まるで姉上の………姉上、の……………………?
「……………は?」
「久しぶりねぇ。こうして姿が見れて嬉しいわ」
にこにこと微笑みながらレプリカ野郎に話し掛けられる。
それに答えられる訳もなく、呆然と立ち尽くしていたアッシュは、ギシギシと音が立ちそうなぎこちなさで『姉上』に顔を向けた。
「………まさ、か………」
『姉上』は泣きそうな顔でコクリと頷く。
「……俺…ルークなんだよ…」
「っっっっ!!!!」
アッシュは叫ぶ事さえ出来ずに息を呑み、勢いよく『レプリカ野郎』を振り返った。
「…あ…姉上…なのか…?」
どうか違うと言ってくれと、アッシュの心からの願いは、儚くもあっさりと散る事になる。
「ええ、そうよ?」
きょとりと目を瞬かせた『レプリカ野郎』は、今気づいたとばかりに説明を始めた。
「あぁ、この姿?よく解らないけれど、朝起きたらこうなっていたの。
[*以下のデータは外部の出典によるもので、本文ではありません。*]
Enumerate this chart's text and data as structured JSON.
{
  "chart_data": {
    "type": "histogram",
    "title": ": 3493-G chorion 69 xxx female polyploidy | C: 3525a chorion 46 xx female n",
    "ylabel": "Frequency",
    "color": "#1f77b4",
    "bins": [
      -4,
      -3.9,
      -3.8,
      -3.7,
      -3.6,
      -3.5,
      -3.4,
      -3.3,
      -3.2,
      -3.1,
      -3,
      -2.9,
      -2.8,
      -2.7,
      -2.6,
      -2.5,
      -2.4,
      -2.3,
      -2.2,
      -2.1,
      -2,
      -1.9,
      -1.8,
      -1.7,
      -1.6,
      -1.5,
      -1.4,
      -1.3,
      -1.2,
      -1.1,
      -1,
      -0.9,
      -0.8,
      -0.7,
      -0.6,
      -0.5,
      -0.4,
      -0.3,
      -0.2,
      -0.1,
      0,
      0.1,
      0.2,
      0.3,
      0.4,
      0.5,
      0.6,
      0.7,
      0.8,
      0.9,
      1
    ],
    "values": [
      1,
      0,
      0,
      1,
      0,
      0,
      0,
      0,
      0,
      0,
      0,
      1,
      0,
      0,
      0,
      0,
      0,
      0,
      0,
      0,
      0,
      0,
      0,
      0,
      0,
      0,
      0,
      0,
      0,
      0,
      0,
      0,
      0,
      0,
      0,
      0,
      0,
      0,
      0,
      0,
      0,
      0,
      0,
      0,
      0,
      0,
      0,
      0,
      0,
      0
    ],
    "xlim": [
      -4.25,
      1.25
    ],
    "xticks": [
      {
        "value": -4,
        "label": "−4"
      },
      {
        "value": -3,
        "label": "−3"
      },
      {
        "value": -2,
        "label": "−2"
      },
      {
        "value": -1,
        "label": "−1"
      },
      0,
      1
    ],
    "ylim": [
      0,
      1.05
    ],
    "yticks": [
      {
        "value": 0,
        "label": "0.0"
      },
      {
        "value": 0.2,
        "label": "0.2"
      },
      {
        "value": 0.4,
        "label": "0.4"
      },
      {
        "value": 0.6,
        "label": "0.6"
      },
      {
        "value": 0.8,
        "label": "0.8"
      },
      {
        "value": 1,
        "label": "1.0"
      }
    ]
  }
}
びっくりしたわ、ふふふ」
ふふふじゃないだろ。
相手が正真正銘『レプリカ野郎』だったなら、アッシュは迷う事なくシバき倒しド突き回しぶっ飛ばしたに違いない。
しかし、アッシュは悟ってしまった。
『これ』は間違いなく、『姉上』その人だと。
「っくしゅ!」
またも呆然と立ち尽くすアッシュをよそに、可愛らしいくしゃみをした『レプリカ野郎』改め『姉上』は、テーブルにトレイを置くなり、もじり、と自らの腹部を抱き締めた。
その瞬間…--------
「やっぱりお腹が寒いわねぇ……」
--------…アッシュが灰になった。
執筆 20081229
あとがき
Project投稿ネタ
「入れ替わりネタ続編」&「シスコンなアッシュ」
を基に書いてみました。
異様に人気を博したらしい「入れ替わりネタ」ですが、あの先を考えつけなかったのでアッシュを巻き添えにしてみました。
同時進行だったのでメンバーの出番皆無だしアッシュメインだしで偏った話になっちゃいましたが、如何でしたでしょうか?
どうでもいいんですが、宿屋に乗り込んで来た時のアッシュが24の某主人公みたいだと今更思いました。